New Moon, The
New Moon, The
Oil on canvas
18 x 24 inches
Wichita Art Museum, Museum purchase, Coffee Shop Art Purchase Fund
Not Currently on Display
About the Artwork
In this painting titled The New Moon by Margit Varga, a combination of verticals, horizontals and sharp diagonals becomes the framework of a dynamic composition that presents the topography of one section of New York’s Manhattan and at the same time proclaims the excitement of everyday hustle and bustle on the city streets. Contrasting types — fashionably dressed men and women, an old woman walking her dog, a newsboy, a man with amputated leg who leans against a lamppost and sailors on shore leave — together define the tempo of life. All the figures appear hastily drawn in an almost caricature-like manner but with much spontaneity, infusing the painting with a lively energy and convincing sense of gaiety and light heartedness. Yet that posture masked the reality of the times, for the painting was executed in 1931, a transitional moment when America had just emerged from the boom years of the 1920s following the close of World War I, and was now in the early grips of the Great Depression.

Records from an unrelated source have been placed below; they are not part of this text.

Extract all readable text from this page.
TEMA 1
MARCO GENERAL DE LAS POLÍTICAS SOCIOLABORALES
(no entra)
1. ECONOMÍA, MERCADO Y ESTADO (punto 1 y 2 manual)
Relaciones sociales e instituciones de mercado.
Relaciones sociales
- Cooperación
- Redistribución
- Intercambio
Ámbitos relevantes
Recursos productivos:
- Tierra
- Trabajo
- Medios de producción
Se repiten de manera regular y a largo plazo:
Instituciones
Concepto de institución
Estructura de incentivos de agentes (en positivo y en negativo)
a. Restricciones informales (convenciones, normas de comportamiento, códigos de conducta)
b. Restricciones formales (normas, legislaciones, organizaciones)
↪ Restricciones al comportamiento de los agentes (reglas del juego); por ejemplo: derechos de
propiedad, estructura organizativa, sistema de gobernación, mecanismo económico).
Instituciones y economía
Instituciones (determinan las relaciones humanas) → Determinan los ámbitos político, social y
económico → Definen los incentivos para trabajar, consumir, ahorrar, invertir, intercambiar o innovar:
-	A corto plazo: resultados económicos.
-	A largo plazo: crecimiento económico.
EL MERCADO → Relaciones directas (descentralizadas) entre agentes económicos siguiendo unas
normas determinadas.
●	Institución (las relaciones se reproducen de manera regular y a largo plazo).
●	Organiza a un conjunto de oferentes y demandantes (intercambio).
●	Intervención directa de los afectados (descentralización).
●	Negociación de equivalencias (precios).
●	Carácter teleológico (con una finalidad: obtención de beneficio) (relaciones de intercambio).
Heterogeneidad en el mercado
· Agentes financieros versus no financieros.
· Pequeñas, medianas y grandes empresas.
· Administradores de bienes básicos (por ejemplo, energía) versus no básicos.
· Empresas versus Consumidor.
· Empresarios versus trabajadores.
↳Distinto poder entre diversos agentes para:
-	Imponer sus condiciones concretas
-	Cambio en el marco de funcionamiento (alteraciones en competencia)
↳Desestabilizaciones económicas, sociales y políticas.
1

One of the most interesting features of the composition is the abrupt shift in scale that the eye experiences as it moves from left to right or from foreground to middle ground. At the same time the artist has ably caught the distinguishing contrasts that characterize the urban setting, as for example the introduction of the gigantic skyscrapers, built just a year or two before this work was painted, and the old and somewhat dilapidated rows of storefronts from the past; or again, the tall and graceful turn of the century lampposts and the modern neon advertising signs. Such contrast is carried still further by the suggestion of the deafening roar of the elevated railway on the one hand and the quiet of the clear glow of the blue sky with its new moon, the feature from which the painting quite appropriately derives its title.
Margit Varga was born in New York City in 1908. She attended the Art Students League in New York and studied painting under Boardman Robinson and Robert Laurent. Her works are included in numerous private and public collections throughout the United States including the Metropolitan Museum of Art, The Pennsylvania Academy of Fine Arts, the University of Arizona Art Gallery in Tucson, and many others. In addition she has exhibited widely in such museums as the Whitney Museum of American Art, the Carnegie Institute, the Corcoran Gallery, the University of Illinois, and the Art Institute of Chicago. She was art editor of Life Magazine from 1936-1956 and assistant art director from 1956-1960. From 1960-1970, she served as art consultant for Time, Inc. Her studio today is located in Bridgehampton, New York.